I've been immersing myself in DeMille lately, and it's almost inconceivable to be that his early films might be considered the "unwatchable" ones now when for me its his films made after the enforcement of the Hays Code that can't hold my interest.
I love Sign of the Cross, but it's DeMille's silent films that have been impressing me most in the past few months. Check out the Golden Chance, a really phenomenal film (on DVD) from 1915, the same year as Birth of a Nation. If Griffith was ahead of DeMille at this point, it was only in terms of epic scale and certainly not technique. And of course it didn't take long for DeMille to catch up and surpass everyone else on the scale front either. Other fascinating, highly watchable DeMille films from the teens include the Cheat, Why Change Your Wife and especially Male and Female, a sort of proto-Gilligan class comedy starring Gloria Swanson and a group of castaways on a remote island. All on DVD as well.
I haven't seen either version of the Ten Commandments in full yet (though I coincidentally just watched 10 Things I Hate About Commandments again); I keep hoping that DeMille's reputation will eventually be rehabilitated enough that I'll be able to see the 1923 version on the big screen, where it was meant to be shown.
As for the censorship of Sign of the Cross: Paul's overall point is correct, but according to Birchard DeMille fought to prevent the film (even the lesbian dance) from being eliminated upon its original 1932 release. It was the 1938 rerelease that was a severely cut version. That was the version shown for years, but luckily a print of the original version survived in the UCLA Film and Television Archive, and is now the version seen on DVD.

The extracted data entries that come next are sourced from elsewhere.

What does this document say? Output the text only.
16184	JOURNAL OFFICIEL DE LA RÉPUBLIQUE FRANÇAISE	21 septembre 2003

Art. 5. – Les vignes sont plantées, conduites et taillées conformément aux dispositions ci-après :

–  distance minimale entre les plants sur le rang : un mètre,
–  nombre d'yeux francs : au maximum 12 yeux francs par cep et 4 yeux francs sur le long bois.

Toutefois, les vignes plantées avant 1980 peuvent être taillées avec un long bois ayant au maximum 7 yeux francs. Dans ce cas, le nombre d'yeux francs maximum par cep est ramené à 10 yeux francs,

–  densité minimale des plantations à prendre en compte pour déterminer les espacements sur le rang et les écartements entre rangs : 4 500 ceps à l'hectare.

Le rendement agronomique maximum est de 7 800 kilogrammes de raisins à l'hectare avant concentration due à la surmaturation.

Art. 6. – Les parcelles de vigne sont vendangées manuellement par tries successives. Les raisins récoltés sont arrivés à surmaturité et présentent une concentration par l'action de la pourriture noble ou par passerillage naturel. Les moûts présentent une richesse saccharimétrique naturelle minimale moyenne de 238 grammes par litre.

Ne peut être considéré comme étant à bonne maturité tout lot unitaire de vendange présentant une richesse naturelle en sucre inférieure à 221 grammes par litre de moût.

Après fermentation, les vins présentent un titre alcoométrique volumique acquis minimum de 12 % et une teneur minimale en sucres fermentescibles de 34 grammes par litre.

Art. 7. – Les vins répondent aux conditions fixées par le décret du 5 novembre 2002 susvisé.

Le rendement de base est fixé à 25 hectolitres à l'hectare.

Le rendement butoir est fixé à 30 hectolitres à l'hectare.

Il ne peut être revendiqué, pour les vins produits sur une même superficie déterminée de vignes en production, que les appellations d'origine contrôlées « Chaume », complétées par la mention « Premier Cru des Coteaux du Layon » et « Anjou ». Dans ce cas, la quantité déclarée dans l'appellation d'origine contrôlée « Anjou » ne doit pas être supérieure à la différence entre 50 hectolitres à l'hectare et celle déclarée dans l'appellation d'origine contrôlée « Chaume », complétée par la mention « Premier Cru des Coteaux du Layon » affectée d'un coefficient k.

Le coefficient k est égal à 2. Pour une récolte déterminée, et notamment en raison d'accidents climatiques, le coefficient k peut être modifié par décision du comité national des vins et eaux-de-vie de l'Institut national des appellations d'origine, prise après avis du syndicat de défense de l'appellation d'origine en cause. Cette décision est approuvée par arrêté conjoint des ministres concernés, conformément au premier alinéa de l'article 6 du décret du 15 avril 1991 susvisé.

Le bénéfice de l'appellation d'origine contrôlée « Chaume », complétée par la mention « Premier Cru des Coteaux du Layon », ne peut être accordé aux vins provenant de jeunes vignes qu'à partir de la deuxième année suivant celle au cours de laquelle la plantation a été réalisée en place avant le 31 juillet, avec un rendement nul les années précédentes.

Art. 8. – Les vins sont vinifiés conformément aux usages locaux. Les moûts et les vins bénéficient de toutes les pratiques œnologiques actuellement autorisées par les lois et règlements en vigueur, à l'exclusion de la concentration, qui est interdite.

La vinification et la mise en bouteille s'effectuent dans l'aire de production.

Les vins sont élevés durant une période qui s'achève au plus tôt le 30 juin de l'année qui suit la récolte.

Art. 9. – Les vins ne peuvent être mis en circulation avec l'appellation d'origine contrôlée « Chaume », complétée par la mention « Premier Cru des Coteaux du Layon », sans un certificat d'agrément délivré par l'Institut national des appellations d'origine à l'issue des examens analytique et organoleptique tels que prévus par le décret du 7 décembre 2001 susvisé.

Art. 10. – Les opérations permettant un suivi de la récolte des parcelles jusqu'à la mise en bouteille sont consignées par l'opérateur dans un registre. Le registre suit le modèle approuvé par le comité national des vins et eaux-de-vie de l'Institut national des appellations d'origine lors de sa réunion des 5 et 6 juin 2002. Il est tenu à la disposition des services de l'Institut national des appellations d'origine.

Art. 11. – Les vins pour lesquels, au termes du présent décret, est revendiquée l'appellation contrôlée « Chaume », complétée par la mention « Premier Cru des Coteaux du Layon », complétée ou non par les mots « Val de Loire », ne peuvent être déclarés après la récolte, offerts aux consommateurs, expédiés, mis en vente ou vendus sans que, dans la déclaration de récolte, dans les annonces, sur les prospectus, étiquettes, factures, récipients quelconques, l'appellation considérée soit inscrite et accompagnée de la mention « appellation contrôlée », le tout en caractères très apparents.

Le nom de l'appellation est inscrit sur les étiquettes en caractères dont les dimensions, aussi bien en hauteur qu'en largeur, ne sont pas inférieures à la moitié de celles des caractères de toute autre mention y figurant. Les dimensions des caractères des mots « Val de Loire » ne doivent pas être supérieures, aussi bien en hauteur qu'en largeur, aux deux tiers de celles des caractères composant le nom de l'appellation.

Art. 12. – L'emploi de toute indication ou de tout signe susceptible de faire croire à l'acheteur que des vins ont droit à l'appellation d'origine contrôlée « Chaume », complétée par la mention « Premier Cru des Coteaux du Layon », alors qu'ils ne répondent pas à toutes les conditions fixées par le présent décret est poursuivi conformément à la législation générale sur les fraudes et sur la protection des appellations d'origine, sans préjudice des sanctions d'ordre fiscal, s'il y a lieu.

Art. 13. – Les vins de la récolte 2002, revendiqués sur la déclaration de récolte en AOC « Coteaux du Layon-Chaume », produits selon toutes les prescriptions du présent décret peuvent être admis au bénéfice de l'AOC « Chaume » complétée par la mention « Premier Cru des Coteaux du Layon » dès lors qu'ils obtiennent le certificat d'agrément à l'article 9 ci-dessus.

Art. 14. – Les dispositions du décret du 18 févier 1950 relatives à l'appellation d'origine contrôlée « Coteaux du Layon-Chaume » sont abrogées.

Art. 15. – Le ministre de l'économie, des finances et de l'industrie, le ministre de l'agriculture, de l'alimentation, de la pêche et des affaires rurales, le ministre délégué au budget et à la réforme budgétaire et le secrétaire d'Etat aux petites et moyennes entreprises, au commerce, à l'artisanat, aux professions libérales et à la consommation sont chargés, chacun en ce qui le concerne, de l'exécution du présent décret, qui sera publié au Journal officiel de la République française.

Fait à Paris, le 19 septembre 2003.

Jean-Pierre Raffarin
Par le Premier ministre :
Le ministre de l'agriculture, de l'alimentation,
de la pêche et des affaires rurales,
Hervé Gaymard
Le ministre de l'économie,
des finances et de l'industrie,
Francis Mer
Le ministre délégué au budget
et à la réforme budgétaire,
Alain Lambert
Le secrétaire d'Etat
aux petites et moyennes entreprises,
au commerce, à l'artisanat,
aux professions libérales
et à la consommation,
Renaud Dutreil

I really should proofread my long comments. Lots of little errors, but the most important ones are A) in the 1st paragraph, "it" refers to the Psycho/Ten Commandments connection and B) in the last paragraph, "eliminated" should say "censored".
Brian thanks for that essay. I love this quote from DeMille's autobiography: "I respect responsible criticism. What I deplore in many critics is not that they criticize, but that they do not see!"
I've often thought the same thing myself.
Now I'm curious to really see more of DeMille's films - and that's exactly what I think writing about film should do - arouse curiosity to see the works for ourselves, or revisit them with a fresh eye.
RedSatinDoll
I can second the notion that Male and Female is worth a look. Gloria is dependably watchable of course and gender war movies are usually of interest (if you're interested in gender issues) to see what artists might have been saying in various years
this is the same reason I'm always daring myself to watch all three versions of a star is born back to back to see if there's obvious shifts in the marital commentary... or not --maybe that work is teflon?
Nat - me? Interested in gender issues? That's catnip for me, baby, bring it on.
Re: a Star is Born, whilst in college I sat in on a fellow student's presentation on how the film had evolved in it's presentation of the nature of star-making machinery in each version (including the first version, the lesser known-now 1930's flick "What Price Hollywood?" that actually preceded "A Star is Born") but he didn't go into how the marital relationships were approached in each film, so I'd be interested in reading your analysis of the subject...
...after you finish the next installment of the Moulin Rouge tribute essay, of course.